You've Been Cooking Stir-Fry Wrong Your Entire Life

If you think the first step to making stir-fry is to head to a food market in Chinatown, you're already on the wrong track. According to chef and cookbook author Grace Young, the ingredients come only second to the technique (via Food & Wine). In fact, one of Young's favorite recipes is her basic chicken fricassee stir-fry held together with chicken, asparagus, and carrots — no sesame oil, soy sauce, ginger, or any of the so-called typical stir-fry staples. "If you understand the principles of stir-fry, you can make a fabulous stir-fry with ordinary ingredients," Young informed home cooks in her instructional video.

The secret to cooking stir-fry properly is right in the name.
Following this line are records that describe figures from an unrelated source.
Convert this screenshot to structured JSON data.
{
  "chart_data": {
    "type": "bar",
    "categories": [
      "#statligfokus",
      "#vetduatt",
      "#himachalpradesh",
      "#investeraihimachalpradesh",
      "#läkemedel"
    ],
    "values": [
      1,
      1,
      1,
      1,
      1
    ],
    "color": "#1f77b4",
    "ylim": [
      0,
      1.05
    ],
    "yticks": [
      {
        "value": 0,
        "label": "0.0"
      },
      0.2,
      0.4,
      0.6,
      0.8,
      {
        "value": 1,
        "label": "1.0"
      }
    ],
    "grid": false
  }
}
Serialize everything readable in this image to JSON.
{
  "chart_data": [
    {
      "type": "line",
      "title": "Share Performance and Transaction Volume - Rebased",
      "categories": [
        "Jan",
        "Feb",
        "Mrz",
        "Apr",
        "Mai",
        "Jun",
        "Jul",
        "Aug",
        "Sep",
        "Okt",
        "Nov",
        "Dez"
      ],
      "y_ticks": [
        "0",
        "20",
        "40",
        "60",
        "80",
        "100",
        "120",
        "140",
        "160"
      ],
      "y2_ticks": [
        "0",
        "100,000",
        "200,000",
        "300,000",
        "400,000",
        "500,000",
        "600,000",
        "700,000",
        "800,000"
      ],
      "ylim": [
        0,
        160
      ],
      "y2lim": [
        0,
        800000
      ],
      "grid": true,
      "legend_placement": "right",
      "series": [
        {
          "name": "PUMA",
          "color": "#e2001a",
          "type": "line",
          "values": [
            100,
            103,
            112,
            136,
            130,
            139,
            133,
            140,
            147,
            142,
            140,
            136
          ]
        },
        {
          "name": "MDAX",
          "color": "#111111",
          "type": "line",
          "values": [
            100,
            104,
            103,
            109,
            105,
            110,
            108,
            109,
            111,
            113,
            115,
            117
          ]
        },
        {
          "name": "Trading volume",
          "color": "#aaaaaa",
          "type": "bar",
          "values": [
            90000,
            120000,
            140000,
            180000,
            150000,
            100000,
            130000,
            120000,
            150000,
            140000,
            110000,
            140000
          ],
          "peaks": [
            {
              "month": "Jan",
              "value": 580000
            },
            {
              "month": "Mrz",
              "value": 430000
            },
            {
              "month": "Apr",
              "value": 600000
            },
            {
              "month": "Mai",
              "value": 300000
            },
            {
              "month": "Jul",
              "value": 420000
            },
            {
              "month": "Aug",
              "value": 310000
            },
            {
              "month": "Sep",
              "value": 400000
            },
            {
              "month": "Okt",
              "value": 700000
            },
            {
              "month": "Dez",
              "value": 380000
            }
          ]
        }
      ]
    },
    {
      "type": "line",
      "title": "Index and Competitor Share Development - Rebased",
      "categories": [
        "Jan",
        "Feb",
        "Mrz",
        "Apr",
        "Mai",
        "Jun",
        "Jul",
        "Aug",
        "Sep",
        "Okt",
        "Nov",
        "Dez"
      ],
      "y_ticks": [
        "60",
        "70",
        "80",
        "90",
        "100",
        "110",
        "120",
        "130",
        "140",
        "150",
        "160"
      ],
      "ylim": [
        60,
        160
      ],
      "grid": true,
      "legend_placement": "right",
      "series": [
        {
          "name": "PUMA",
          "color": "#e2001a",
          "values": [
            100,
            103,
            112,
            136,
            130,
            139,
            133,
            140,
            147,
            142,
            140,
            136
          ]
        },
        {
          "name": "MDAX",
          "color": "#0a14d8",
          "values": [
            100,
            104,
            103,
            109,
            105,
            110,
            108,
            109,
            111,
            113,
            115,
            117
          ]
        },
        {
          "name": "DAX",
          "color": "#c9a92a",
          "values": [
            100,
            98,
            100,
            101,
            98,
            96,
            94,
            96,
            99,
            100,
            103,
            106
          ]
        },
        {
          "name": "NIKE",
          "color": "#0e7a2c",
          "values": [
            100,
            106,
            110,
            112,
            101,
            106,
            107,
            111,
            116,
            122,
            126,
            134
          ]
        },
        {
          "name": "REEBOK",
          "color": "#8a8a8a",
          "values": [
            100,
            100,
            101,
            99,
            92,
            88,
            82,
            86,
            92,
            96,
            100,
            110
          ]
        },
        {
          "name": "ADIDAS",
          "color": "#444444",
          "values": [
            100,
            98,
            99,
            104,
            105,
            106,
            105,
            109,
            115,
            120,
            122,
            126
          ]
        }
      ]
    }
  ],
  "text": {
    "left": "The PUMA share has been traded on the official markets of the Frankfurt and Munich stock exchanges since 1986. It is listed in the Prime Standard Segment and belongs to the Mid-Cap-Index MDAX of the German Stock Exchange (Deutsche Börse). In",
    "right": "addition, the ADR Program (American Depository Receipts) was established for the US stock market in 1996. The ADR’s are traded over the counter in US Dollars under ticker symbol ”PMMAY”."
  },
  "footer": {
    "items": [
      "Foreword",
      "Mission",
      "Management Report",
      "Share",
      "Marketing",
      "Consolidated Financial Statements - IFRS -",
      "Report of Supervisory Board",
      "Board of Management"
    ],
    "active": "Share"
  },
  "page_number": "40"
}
Stir-fry is a rough translation of the Cantonese word "chau," which is used to describe a constant motion similar to tumbling. In Young's words, cooking food chau-style means flipping and rotating small chunks of food in oil in a hot wok.

Stir-fry is all about heat and movement

Even if you're not using a wok, stir-fry is made all at one temperature, so it's important to get it right from the beginning. Set your stove to high, and let your wok fully heat up. You'll know it's ready if you test it with a drop of water. Once it's hot enough that the water evaporates within one to two seconds, swirl in cooking oil, and add protein. Let this sit undisturbed in the wok for one minute before beginning the stir-fry process.

Instead of stir-frying everything at once, Young instructed in her video to add each ingredient one at a time, all while stirring and tossing continuously with a metal spatula. First, the protein, then the vegetables along with a little more oil, the seasoning, and the broth. After adding the broth, you can finally let the ingredients relax a bit. Cover the wok to allow the broth to thicken, and then there's one final stir-fry to incorporate the scallions and fresh herbs.

The technique may be specific, but the better you get at it, the easier it is to experiment with ingredients and play with flavors. As long as you don't overcrowd your wok and keep the ingredients moving, you can't go wrong with a good stir-fry.